Taking the lead from the consortium, the federal Centers for Medicare and Medicaid Services (CMS) is focusing on the same conditions in its quality-improvement pilot project known as Doctor's Office Quality (DOQ). As part of its preventive services measure, the DOQ will specifically look at screening and follow-up for depression and continuation of medication for depression after initial remission of symptoms.
A companion to the DOQ program is the DOQ Information Technology (DOQ-IT) pilot. According to the CMS Web site, the program is designed to“ promote the adoption of electronic health record systems and information technology in small to medium-sized physician offices with a vision of enhancing access to patient information, decision support, and reference data, as well as improving patient-clinician communications.”
Finally, in June the National Quality Forum convened a workshop on performance indicators for behavioral health. “There was a consensus that depression and substance abuse—particularly alcohol abuse—are the areas most likely to be fruitful and beneficial for the foreseeable future,” Kizer told Psychiatric News.
Getting Paid for Performance
As inevitable as the advent of performance measures themselves is the likelihood that physicians will, in time, be paid according to their performance on those measures—a feature that could prove controversial.
Nonetheless, “pay for performance” is coming, said Oldham, and is already under consideration by the federal government for its DOQ program.

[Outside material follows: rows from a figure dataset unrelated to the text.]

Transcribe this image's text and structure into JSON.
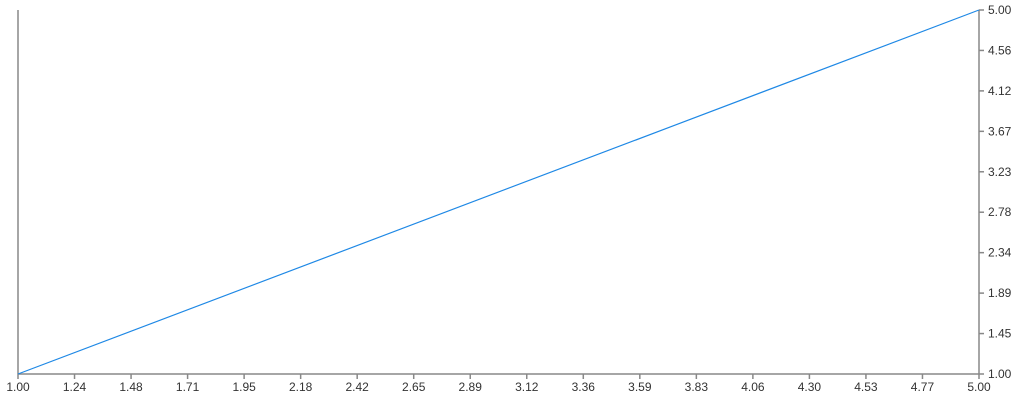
{
  "chart_data": {
    "type": "line",
    "title": "",
    "xlabel": "",
    "ylabel": "",
    "xlim": [
      1.0,
      5.0
    ],
    "ylim": [
      1.0,
      5.0
    ],
    "grid": false,
    "y_axis_position": "right",
    "x_tick_labels": [
      "1.00",
      "1.24",
      "1.48",
      "1.71",
      "1.95",
      "2.18",
      "2.42",
      "2.65",
      "2.89",
      "3.12",
      "3.36",
      "3.59",
      "3.83",
      "4.06",
      "4.30",
      "4.53",
      "4.77",
      "5.00"
    ],
    "y_tick_labels": [
      "1.00",
      "1.45",
      "1.89",
      "2.34",
      "2.78",
      "3.23",
      "3.67",
      "4.12",
      "4.56",
      "5.00"
    ],
    "series": [
      {
        "x": [
          1.0,
          5.0
        ],
        "y": [
          1.0,
          5.0
        ],
        "color": "#1e88e5"
      }
    ],
    "colors": {
      "axis": "#888888",
      "line": "#1e88e5"
    }
  }
}
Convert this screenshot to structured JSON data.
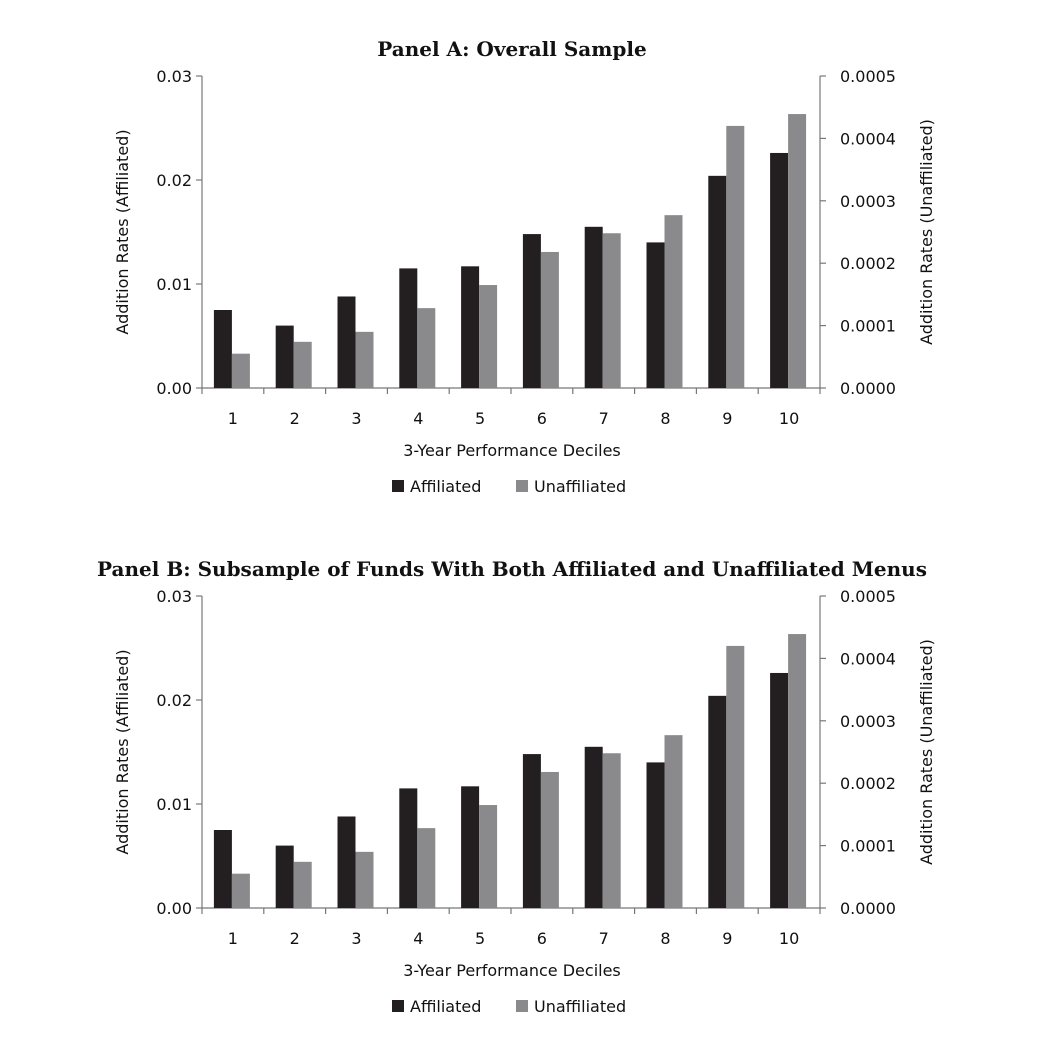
{
  "chart_data": [
    {
      "type": "bar",
      "title": "Panel A: Overall Sample",
      "xlabel": "3-Year Performance Deciles",
      "ylabel_left": "Addition Rates (Affiliated)",
      "ylabel_right": "Addition Rates (Unaffiliated)",
      "categories": [
        "1",
        "2",
        "3",
        "4",
        "5",
        "6",
        "7",
        "8",
        "9",
        "10"
      ],
      "ylim_left": [
        0,
        0.03
      ],
      "yticks_left": [
        "0.00",
        "0.01",
        "0.02",
        "0.03"
      ],
      "ylim_right": [
        0,
        0.0005
      ],
      "yticks_right": [
        "0.0000",
        "0.0001",
        "0.0002",
        "0.0003",
        "0.0004",
        "0.0005"
      ],
      "legend_position": "bottom",
      "series": [
        {
          "name": "Affiliated",
          "axis": "left",
          "color": "#231f20",
          "values": [
            0.0075,
            0.006,
            0.0088,
            0.0115,
            0.0117,
            0.0148,
            0.0155,
            0.014,
            0.0204,
            0.0226
          ]
        },
        {
          "name": "Unaffiliated",
          "axis": "right",
          "color": "#8a8a8c",
          "values": [
            5.5e-05,
            7.4e-05,
            9e-05,
            0.000128,
            0.000165,
            0.000218,
            0.000248,
            0.000277,
            0.00042,
            0.000439
          ]
        }
      ]
    },
    {
      "type": "bar",
      "title": "Panel B: Subsample of Funds With Both Affiliated and Unaffiliated Menus",
      "xlabel": "3-Year Performance Deciles",
      "ylabel_left": "Addition Rates (Affiliated)",
      "ylabel_right": "Addition Rates (Unaffiliated)",
      "categories": [
        "1",
        "2",
        "3",
        "4",
        "5",
        "6",
        "7",
        "8",
        "9",
        "10"
      ],
      "ylim_left": [
        0,
        0.03
      ],
      "yticks_left": [
        "0.00",
        "0.01",
        "0.02",
        "0.03"
      ],
      "ylim_right": [
        0,
        0.0005
      ],
      "yticks_right": [
        "0.0000",
        "0.0001",
        "0.0002",
        "0.0003",
        "0.0004",
        "0.0005"
      ],
      "legend_position": "bottom",
      "series": [
        {
          "name": "Affiliated",
          "axis": "left",
          "color": "#231f20",
          "values": [
            0.0075,
            0.006,
            0.0088,
            0.0115,
            0.0117,
            0.0148,
            0.0155,
            0.014,
            0.0204,
            0.0226
          ]
        },
        {
          "name": "Unaffiliated",
          "axis": "right",
          "color": "#8a8a8c",
          "values": [
            5.5e-05,
            7.4e-05,
            9e-05,
            0.000128,
            0.000165,
            0.000218,
            0.000248,
            0.000277,
            0.00042,
            0.000439
          ]
        }
      ]
    }
  ]
}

“If physicians in practice in Medicare and Medicaid demonstrate that they are using evidence-based performance measures and doing it with electronic data systems, they will get an enhanced rate,” he explained.
Kizer said that more than a hundred “pay for performance” projects are being piloted in the private sector.
A number of uncertainties remain to be clarified: What is the appropriate percentage of reward for performance? Does the reward go to the physician or to the health plan? And, most crucially, will physicians who fall below performance standards be penalized, so that it is a “zero-sum game”—as is particularly likely in programs like Medicare and Medicaid, which work on a fixed budget.
Nonetheless, like performance measures themselves, the use of pay for performance as an incentive appears to be a fast-moving train. “The bottom line is that it's here,” Kizer said. “It's only a matter of time before it becomes the norm.”